Do you see where I'm going here? With some of the FIFA folks, the Qatari emir and his pals went old-school, simply stuffing their pockets with cash. (That seems to have been the case with delegates from Latin America, for instance, who had considerable experience with right-wing and left-wing governments universally oriented around greasing the wheels.) But in a larger sense, the Qataris were offering something more seductive than pure spondulicks. Bringing the World Cup to a thumbnail-shaped peninsula of sand which had no actual soccer stadiums was "innovative." It was "disruptive." It was "blue sky" and "outside the envelope" and "thinking long-term." It was a bold step forward into the Arab and Muslim world that would unleash unexpected synchronicities and invite a slightly backward but not altogether irredeemable small nation (which BTW had shitloads of money) to join the modern world, perhaps dragging its neighbors along with it.

The Qataris offered FIFA, and the neoliberal world order, something more seductive than cash. Bringing the World Cup to a thumbnail-shaped peninsula of sand which had no actual soccer stadiums was "innovative." It was "disruptive." It was a bold step forward.
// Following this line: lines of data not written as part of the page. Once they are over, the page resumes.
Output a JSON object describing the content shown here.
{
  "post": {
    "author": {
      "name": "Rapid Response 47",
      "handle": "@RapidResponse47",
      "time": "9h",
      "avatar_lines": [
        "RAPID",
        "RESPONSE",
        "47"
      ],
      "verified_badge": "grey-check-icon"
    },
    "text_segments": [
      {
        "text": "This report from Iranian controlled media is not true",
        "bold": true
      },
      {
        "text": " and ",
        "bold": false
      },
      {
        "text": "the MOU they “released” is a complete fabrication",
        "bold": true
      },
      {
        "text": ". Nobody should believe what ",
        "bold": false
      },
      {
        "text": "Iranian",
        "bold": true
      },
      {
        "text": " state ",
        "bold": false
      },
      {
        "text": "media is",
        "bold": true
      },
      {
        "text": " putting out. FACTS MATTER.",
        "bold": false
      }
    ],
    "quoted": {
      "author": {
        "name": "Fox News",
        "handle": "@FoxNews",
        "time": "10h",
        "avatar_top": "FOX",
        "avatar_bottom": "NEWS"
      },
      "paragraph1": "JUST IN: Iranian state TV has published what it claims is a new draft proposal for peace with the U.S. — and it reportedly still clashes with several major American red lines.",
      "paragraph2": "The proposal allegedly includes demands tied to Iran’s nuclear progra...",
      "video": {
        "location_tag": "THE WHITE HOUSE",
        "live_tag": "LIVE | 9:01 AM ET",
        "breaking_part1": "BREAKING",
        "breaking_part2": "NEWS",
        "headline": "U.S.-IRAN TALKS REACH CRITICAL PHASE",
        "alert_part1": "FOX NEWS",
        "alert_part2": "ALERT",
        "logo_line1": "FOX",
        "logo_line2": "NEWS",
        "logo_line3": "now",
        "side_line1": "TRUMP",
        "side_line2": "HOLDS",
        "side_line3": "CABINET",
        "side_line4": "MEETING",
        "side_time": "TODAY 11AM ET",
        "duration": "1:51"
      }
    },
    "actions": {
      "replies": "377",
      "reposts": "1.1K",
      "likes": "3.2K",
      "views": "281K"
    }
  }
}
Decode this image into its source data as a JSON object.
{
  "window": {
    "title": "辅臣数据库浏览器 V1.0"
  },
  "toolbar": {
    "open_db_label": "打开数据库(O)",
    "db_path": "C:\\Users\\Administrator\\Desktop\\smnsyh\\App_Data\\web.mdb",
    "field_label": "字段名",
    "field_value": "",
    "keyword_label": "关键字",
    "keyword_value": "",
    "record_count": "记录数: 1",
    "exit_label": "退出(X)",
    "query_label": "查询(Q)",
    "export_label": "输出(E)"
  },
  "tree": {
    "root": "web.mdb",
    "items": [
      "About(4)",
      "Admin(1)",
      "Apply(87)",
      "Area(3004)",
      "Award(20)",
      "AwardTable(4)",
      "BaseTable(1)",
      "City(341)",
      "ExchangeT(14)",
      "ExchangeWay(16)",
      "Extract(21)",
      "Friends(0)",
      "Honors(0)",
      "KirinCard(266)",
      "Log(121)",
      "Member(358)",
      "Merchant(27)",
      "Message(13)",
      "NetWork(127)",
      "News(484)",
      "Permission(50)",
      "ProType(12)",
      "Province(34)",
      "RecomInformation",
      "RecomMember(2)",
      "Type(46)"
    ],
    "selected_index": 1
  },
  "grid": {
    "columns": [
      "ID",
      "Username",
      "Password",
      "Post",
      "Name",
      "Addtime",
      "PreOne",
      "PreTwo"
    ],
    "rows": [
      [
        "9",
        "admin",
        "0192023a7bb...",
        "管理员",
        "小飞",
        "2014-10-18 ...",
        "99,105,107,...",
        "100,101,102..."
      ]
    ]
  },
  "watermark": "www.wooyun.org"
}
LOL.

I mean, phrased like that it almost sounds convincing, right? But the thing is, Sam Bankman-Fried was convincing too. His Monopoly-money business model, drooled over by the lords of neoliberalism, appears to be on the verge of collapse. World soccer is not on the verge of collapse, but as extensive reported features in the Washington Post and New York Times have explored, the tsunami of Arab money unleashed by Qatar's World Cup bid has transformed and distorted the global soccer business. 

Five of the top six European club teams — which dominate the professional game more than ever before — are heavily dependent on petrodollars from the Gulf. Two of those teams, Manchester City in England and Paris Saint-Germain in France, have become dark-money superteams with effectively unlimited budgets, overpaying for both unproven young talent and established superstars. It's a tribute to the unpredictable nature of soccer on the pitch that neither of them has yet won a European championship — but Manchester City have been champions of the English Premier League four of the last five years, and PSG have won the French championship eight of the last 10 years.

There is clearly some discomfiture among global football fandom about all this stuff, but not much indication that either the butt-ugly context of the Qatar World Cup or the whacked-out finances of the big European teams are doing any serious damage to the sport's global reach and popularity. LGBTQ fan groups in the U.K. — and there are a bunch of them — are officially staying away from this year's World Cup. Some national teams, including England, Denmark and the U.S., will wear uniform badges or armbands meant to express solidarity with migrant workers or the entirely invisible LGBTQ community of Qatar. (The U.S. "rainbow crest," which will be worn on practice uniforms but not during games, has, of course, already become the focus of manufactured right-wing outrage about intolerable wokeness.)

But still, a million or so fans from all over the world will descend on Doha over the next few weeks. They won't be able to buy beer in or near any of the eight newly-constructed stadiums (thanks to a last-minute reversal by Qatari authorities that was greatly displeasing to Budweiser, a major FIFA sponsor), they had better not hold hands with someone who appears to be the same gender and, in my judgment, they will be playing supporting roles in the tragicomic next-to-last act of neoliberal ideology, which was a scam when it first appeared and is a much less innocent and more deeply cynical scam today. But as the well-known gay Asian migrant worker Gianni Infantino, who knows the trauma and oppression of being a Person With Freckles, just told us, everybody's guilty here. At least we've got something to watch on TV.